A ideia deste livro – “Credibilidade Jornalística” (Ed. Insular, 2024) – surgiu em 2021, quando uma rede de cientistas brasileiros apresentou um projeto de pesquisa ao Conselho Nacional de Desenvolvimento Científico e Tecnológico (CNPq) em busca de financiamento. A motivação inicial era abordar um conceito muito invocado no jornalismo, mas tratado frequentemente de forma tangencial: credibilidade. O termo está presente no imaginário de repórteres e editores, sustenta campanhas publicitárias dos meios de comunicação e compõe manuais profissionais. Apesar disso, é definido de forma apressada, superficial, confusa, inconsistente e circularmente retórica. Mas como algo tão importante não atrai a atenção científica ou reflexiva que deveria? Como pensar o tema da credibilidade pelas lentes do jornalismo brasileiro? É possível elaborar e formular subsídios que ajudem organizações noticiosas e jornalistas nacionais a entenderem melhor o fenômeno, podendo fortalecer suas posições e incrementar suas taxas de confiabilidade pública?

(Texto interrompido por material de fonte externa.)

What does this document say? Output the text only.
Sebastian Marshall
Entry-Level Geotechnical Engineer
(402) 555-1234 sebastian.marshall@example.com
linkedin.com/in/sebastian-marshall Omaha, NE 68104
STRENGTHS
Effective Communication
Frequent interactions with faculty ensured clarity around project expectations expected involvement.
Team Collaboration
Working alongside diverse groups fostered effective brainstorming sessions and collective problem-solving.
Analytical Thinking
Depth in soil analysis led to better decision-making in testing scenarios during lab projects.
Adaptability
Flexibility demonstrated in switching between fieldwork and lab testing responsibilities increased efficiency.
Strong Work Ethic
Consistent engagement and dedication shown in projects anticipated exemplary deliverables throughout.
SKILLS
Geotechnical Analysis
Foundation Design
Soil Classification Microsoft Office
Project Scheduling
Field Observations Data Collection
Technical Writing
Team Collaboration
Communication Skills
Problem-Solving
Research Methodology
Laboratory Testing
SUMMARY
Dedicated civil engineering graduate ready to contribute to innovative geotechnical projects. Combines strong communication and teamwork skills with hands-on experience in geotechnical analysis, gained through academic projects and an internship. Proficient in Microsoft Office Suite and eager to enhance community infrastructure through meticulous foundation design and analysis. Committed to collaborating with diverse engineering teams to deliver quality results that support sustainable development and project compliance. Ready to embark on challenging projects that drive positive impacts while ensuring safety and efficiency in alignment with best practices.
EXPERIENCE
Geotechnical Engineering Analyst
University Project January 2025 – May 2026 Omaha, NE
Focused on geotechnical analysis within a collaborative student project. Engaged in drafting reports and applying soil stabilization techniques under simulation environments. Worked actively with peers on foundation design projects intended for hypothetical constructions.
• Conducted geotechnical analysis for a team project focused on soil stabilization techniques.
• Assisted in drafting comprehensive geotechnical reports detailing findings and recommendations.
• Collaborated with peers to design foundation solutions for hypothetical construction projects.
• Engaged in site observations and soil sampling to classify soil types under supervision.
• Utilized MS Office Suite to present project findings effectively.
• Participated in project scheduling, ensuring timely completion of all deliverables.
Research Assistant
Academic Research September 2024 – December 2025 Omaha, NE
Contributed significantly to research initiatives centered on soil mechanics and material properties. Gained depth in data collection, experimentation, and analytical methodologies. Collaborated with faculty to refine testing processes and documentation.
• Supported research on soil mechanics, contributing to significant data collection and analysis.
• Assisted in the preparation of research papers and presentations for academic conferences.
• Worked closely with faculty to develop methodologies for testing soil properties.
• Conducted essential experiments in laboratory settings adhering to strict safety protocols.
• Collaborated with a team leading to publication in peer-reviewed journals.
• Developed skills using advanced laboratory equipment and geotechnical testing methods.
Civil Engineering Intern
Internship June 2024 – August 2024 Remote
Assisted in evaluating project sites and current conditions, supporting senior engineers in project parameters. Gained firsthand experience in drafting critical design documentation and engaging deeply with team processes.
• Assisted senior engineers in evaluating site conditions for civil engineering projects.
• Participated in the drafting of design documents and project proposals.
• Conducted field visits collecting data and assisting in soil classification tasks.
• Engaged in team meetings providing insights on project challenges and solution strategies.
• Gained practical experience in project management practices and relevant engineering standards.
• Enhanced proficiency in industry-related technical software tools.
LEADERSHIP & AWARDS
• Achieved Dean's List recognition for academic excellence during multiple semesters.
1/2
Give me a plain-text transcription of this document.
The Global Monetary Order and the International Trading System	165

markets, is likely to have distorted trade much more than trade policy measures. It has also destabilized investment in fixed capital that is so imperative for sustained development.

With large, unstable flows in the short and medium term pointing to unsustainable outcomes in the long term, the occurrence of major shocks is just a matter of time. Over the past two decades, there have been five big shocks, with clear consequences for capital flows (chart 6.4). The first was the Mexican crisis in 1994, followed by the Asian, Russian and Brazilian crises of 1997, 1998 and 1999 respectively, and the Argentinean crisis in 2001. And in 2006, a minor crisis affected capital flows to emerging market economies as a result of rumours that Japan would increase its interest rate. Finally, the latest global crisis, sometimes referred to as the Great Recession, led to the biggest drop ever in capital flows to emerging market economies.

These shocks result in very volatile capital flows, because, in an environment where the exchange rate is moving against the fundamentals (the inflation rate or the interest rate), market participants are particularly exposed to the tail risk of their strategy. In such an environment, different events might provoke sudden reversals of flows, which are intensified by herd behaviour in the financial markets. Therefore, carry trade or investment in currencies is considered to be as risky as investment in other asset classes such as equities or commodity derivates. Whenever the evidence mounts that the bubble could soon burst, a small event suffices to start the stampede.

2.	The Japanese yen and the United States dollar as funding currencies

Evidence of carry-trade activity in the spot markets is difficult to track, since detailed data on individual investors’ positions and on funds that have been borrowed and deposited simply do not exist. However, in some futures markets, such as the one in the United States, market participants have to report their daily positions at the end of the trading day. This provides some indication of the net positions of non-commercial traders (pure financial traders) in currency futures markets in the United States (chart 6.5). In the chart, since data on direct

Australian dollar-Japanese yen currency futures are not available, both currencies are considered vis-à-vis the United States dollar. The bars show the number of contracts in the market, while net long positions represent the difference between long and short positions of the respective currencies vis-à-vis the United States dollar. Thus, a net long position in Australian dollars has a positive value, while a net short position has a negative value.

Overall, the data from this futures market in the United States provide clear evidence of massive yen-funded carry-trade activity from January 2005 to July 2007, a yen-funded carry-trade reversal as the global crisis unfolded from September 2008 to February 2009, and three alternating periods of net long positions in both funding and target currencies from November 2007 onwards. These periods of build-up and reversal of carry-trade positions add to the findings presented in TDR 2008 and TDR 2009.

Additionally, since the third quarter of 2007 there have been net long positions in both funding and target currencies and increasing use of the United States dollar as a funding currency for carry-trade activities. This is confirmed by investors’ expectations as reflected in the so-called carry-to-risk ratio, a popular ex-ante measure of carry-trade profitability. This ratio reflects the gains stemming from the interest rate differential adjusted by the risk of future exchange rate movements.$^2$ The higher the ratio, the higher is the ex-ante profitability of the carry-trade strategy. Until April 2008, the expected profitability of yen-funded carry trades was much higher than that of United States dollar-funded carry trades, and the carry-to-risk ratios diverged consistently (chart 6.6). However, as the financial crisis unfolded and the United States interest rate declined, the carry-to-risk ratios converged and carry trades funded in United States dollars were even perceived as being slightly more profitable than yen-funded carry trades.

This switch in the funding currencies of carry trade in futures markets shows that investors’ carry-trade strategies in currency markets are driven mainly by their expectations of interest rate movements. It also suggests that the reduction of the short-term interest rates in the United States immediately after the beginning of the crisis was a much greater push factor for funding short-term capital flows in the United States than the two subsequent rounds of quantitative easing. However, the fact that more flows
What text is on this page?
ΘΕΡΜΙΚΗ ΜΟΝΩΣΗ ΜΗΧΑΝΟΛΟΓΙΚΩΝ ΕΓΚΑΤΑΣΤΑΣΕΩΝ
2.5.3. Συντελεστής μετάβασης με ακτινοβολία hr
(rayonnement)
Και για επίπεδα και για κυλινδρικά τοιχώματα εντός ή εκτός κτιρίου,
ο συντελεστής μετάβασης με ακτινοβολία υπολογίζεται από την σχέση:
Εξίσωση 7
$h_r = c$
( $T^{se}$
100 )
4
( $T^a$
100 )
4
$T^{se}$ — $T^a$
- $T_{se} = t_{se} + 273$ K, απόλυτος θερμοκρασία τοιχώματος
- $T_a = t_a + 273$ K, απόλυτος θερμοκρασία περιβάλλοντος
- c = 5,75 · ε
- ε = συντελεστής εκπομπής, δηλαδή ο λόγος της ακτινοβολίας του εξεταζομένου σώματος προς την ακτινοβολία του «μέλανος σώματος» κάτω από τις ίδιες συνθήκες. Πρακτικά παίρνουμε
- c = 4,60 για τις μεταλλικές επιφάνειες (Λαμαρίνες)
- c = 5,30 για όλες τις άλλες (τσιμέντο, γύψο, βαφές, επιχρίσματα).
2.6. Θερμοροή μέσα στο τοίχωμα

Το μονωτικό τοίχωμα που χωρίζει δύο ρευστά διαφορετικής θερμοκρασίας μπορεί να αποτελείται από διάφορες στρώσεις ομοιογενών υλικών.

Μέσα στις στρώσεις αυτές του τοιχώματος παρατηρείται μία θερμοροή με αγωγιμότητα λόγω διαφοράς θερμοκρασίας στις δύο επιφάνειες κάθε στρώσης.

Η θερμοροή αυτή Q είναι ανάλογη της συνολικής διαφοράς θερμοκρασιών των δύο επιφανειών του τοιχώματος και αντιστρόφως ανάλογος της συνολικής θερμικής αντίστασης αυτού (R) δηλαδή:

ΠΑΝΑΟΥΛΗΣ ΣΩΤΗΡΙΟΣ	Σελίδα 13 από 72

No início de 2022, o CNPq passou a apoiar a proposta apresentada pelo grupo, permitindo o desenvolvimento do projeto “Índice de Credibilidade Jornalística: formulação de indicadores de fortalecimento do jornalismo para o combate aos ecossistemas de desinformação”. Este livro é um dos frutos do empreendimento que reuniu dezenas de pesquisadoras e pesquisadores das universidades federais de Santa Catarina (UFSC), Pará (UFPA) e Sergipe (UFS), Universidade Estadual Paulista (Unesp) e Universidade de Brasília (UnB). Em quase três anos de trabalho contínuo, o Projeto ICJOR investigou a questão da credibilidade num preocupante contexto de aumento da desinformação, desenvolveu metodologias próprias, formulou indicadores e categorias de análise, testou hipóteses, fez varreduras bibliográficas, promoveu e participou de eventos, contribuiu para orientações de dissertações e teses, e compartilhou resultados preliminares em congressos ou em seu site dedicado.
A partir de uma composição estratégica da equipe – contemplando todas as regiões do país –, o projeto foi capaz de produzir reflexões teóricas sobre o tema e de propor um sofisticado sistema que permite atribuir notas a meios de comunicação tradicionais e alternativos, levando em conta indicadores de qualidade nos produtos jornalísticos, na inovação e nas gestões das organizações do setor.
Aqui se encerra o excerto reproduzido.